However, such research opportunities will only be viable if the public can trust that patient confidentiality will be protected. Similarly, providers would rightly be wary of making records available for research if doing so might breach legal and ethical obligations, such as those in the Health and Disability Consumers’ Code of Rights and the Health Information Privacy Code. We propose here a framework—drawing from patient safety methods in healthcare and ‘big data’ safeguards already in use in New Zealand—for protecting the confidentiality of health records in research.
Many health professionals will be familiar with the Reason Model of patient safety. This model posits that any safeguard against patient harm will inevitably have holes in it, due to system design limitations and human factors. These holes are constantly opening and closing, creating opportunities for an error to bypass the safeguard. It is therefore necessary to have multiple adaptive safeguards and continuous learning to prevent an error reaching the patient.2
Health professionals may be less familiar with the safeguards used by Statistics New Zealand’s Integrated Data Infrastructure (IDI).3 The IDI allows ‘big data’ techniques to be applied to linked datasets that contain information about (among other things) New Zealanders’ income, certain health interventions, educational outcomes, housing, use of Government benefits and social services, and interactions with the criminal justice system. Multiple safeguards—known as ‘the five safes’—protect the confidentiality of this information.4 Each of the ‘safes’ are detailed below, along with their applicability to protecting confidentiality in health record research.
Safe people
Researchers are referee checked and must sign a declaration of secrecy under the Statistics Act 1975 before accessing data in the IDI.4 This can be replicated in the health sector through confidentiality agreements, employment contracts and professional codes of practice. However, as cases of health professionals inappropriately accessing patient records (‘employee browsing’) have shown, such measures may not fully protect against human nature.5
Safe projects
Statistics New Zealand requires the Government Statistician (or a delegated person) to sign off all research projects as being in the public interest, and not compromising individual privacy.4 However, there is currently no single standardised pathway for signing off data research projects in the health sector.

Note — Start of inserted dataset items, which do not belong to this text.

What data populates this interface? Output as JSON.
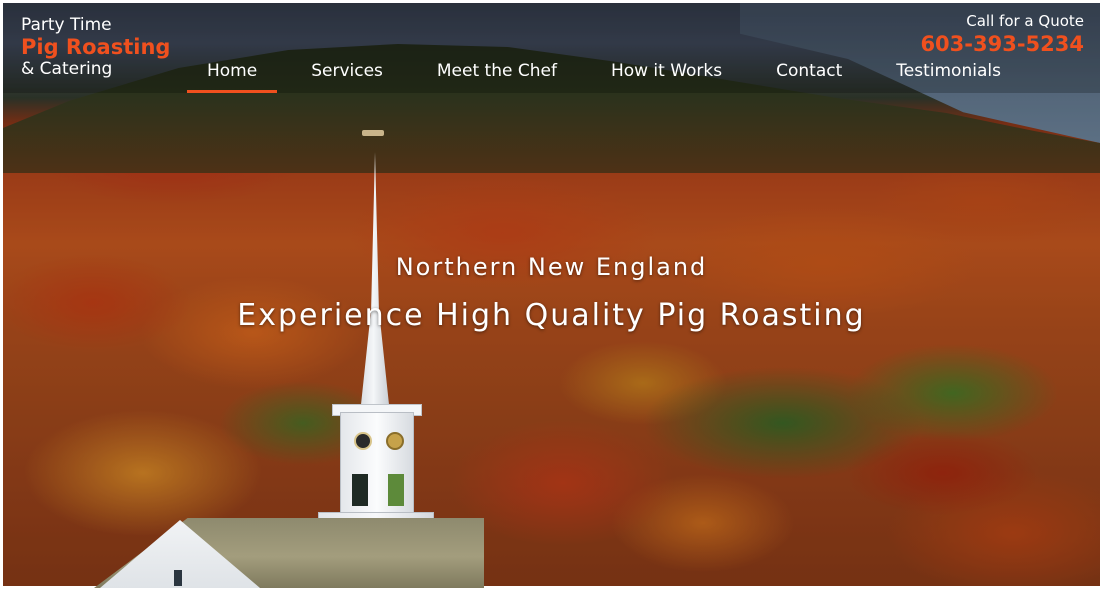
{
  "brand": {
    "line1": "Party Time",
    "line2": "Pig Roasting",
    "line3": "& Catering",
    "accent_color": "#f0501e"
  },
  "nav": {
    "items": [
      {
        "label": "Home",
        "active": true
      },
      {
        "label": "Services",
        "active": false
      },
      {
        "label": "Meet the Chef",
        "active": false
      },
      {
        "label": "How it Works",
        "active": false
      },
      {
        "label": "Contact",
        "active": false
      },
      {
        "label": "Testimonials",
        "active": false
      }
    ]
  },
  "quote": {
    "label": "Call for a Quote",
    "phone": "603-393-5234"
  },
  "hero": {
    "subtitle": "Northern New England",
    "title": "Experience High Quality Pig Roasting"
  }
}
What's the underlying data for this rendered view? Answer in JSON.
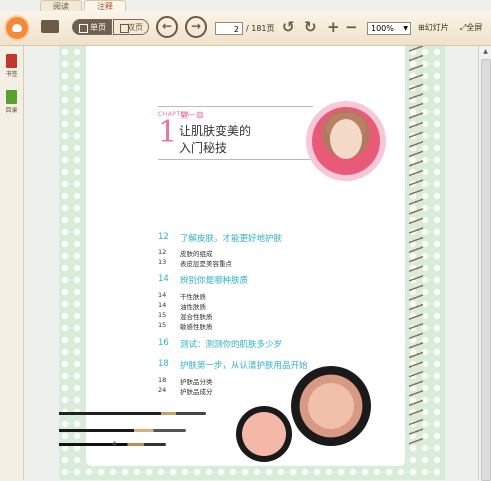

The National Ethics Advisory Committee’s Ethical Guidelines for Observational Studies provide guidance for investigators and institutional review boards, but allow considerable scope for determining whether projects needs to be reviewed by the Health and Disability Ethics Committee (HDEC).6 It has also been argued that the current HDEC review process is tailored for interventional research, and may not be ideal for considering the risks of data research.7 Institutional review boards such as those at universities or DHBs may face similar or even greater limitations. We strongly endorse calls to strengthen the review process with expertise in data science, a public registry of projects and a detailed pathway for approval.7
Safe settings
Statistics New Zealand uses a secure Data Lab environment to release data to researchers, with designated non-networked computers from which Statistics New Zealand staff control the release.4 It may not be financially or logistically feasible to replicate this in the health sector. However, a corresponding safeguard may include a set of universally agreed encryption and cybersecurity protocols that researchers must be validated against before accessing health records. (Encryption keys should be kept secure and regularly updated to conform to current encryption best practices). If data is to be stored ‘in the cloud’ at any point in this process, there should be transparency about where the cloud servers are located, who else may be accessing the data and (in cases where the servers or cloud providers are based overseas) which nations may be able to assert jurisdiction.
Safe data
Statistics New Zealand de-identifies data before releasing it to researchers. However, de-identification of health records may be more challenging due to the wealth of potentially identifying information in health records, especially those of a longitudinal nature. The United States Health Insurance Portability and Accountability Act (HIPPA) Privacy Rule sets what is arguably the gold standard in health record de-identification, and lists 18 different categories of personal information that must be removed before a record is considered de-identified.8 The HIPPA requirements could be considered equivalent to the standard in the Health Information Privacy Code that information does not identify an individual.9 This makes the de-identification of records in New Zealand equally challenging. Manual de-identification of health records requires specially trained staff who also have medical knowledge, is laborious and is potentially very expensive. Automated de-identification is still an unsolved problem and has not yet achieved the 95% threshold needed (across all 18 HIPPA categories) for a record to be considered de-identified.10,11
Safe outputs
Statistics New Zealand sets standards for research outputs to ensure individuals cannot be identified. This could be replicated by universally agreed standards for outputs that researchers must agree to before gaining access to the data. It is important here to consider not just the final outputs (such as reports and publications) but also intermediate outputs (such as data collated into a spreadsheet for analysis). The accidental release of such a document could result in a major privacy breach.12
In summary, there are a number of potential hurdles to be overcome to fully unlock the potential of health record research in New Zealand. Instead of either putting such research in the ‘too-hard’ basket, or alternatively allowing a set of ad-hoc and potentially variable standards to develop, we urge cautious progress through a set of universally agreed safeguards that benefit patients, providers and researchers. These also concord with proposed ethical frameworks for data research: public interest, trust and transparency.7
Summary
Abstract
Aim
Method
Results
Conclusion
Author Information
Acknowledgements
Correspondence
Correspondence Email
Competing Interests
- Murdoch TB, Detsky AS. The inevitable application of big data to health care. JAMA. 2013 Apr 3; 309(13):1351–2.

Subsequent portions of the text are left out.